On cross-examination appellee testified that in October, 1960 he attended a dance at the Country Club in Kountze with his wife. He wasn’t too concerned about the cockroaches in the house and he didn’t feel imposed on when he had to clean house. When they had quarrels he would sometimes start them. He was asked the question, “You are not trying to tell the court every time this lady jumped on you?” Ap-pellee answered, “I might have brought up the point. I am sure the argument started after that.” Then there was the question, “When you brought the point up you realized you were starting an argument, didn’t you, Bert?” Appellee answered, “Well, if you have a guarantee I am going to do this or that it rumpled her feathers every time I brought it up because she wasn’t living up to the agreements we had.”

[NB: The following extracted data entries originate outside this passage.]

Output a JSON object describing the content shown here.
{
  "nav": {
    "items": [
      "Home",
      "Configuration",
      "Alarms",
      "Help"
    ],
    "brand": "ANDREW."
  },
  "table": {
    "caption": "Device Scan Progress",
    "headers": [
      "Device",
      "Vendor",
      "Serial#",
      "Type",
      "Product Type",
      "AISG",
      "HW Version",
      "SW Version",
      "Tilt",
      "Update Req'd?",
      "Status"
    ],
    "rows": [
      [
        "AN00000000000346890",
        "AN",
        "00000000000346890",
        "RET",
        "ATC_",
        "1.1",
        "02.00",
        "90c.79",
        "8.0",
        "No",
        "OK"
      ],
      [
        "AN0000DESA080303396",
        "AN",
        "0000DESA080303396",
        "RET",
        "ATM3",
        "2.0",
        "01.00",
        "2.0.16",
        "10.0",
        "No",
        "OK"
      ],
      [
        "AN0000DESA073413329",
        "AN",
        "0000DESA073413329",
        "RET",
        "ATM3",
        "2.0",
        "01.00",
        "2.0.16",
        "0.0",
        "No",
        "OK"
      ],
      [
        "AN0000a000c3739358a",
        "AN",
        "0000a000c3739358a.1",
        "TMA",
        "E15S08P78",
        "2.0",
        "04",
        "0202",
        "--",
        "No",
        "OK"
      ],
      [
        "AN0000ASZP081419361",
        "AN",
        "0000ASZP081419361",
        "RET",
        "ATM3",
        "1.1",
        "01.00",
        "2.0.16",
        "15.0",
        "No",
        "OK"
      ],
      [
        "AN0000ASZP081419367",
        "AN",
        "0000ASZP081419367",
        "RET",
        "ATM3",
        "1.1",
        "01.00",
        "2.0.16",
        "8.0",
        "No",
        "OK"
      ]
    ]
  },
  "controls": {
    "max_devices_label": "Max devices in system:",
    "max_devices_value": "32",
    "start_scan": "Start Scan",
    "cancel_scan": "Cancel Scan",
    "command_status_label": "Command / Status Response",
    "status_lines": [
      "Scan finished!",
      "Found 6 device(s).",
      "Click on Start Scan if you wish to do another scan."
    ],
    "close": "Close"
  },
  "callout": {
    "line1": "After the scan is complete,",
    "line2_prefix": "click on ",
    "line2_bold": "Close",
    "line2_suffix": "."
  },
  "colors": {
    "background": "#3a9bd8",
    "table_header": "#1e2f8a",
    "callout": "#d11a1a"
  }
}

We are of the view the evidence fails to show a course of cruel, harsh and tyrannical conduct that renders their living together insupportable. The arguments were no more than mutual disagreements about matters that frequently happen between husband and wife. In fact, we are impressed that under appellee’s own testimony he was probably as much responsible for them as she. There is really no serious physical violence shown. There were three isolated minor acts of physical misconduct, that is, pouring of the beer, throwing of an ash tray, and throwing of the shaving kit. These were done only in a momentary fit of anger. Too, apparently they were done in the home with no outsiders as witnesses. There was no studied continual course of such conduct.

Being of the view that there is not full and satisfactory evidence, we must reverse and remand the case. If residence has been established by appellee in Harris County for the requisite length of time, an amended petition may be filed. On retrial a fuller development of the facts may show full and satisfactory evidence.

Judgment of the trial court is reversed and the case is remanded.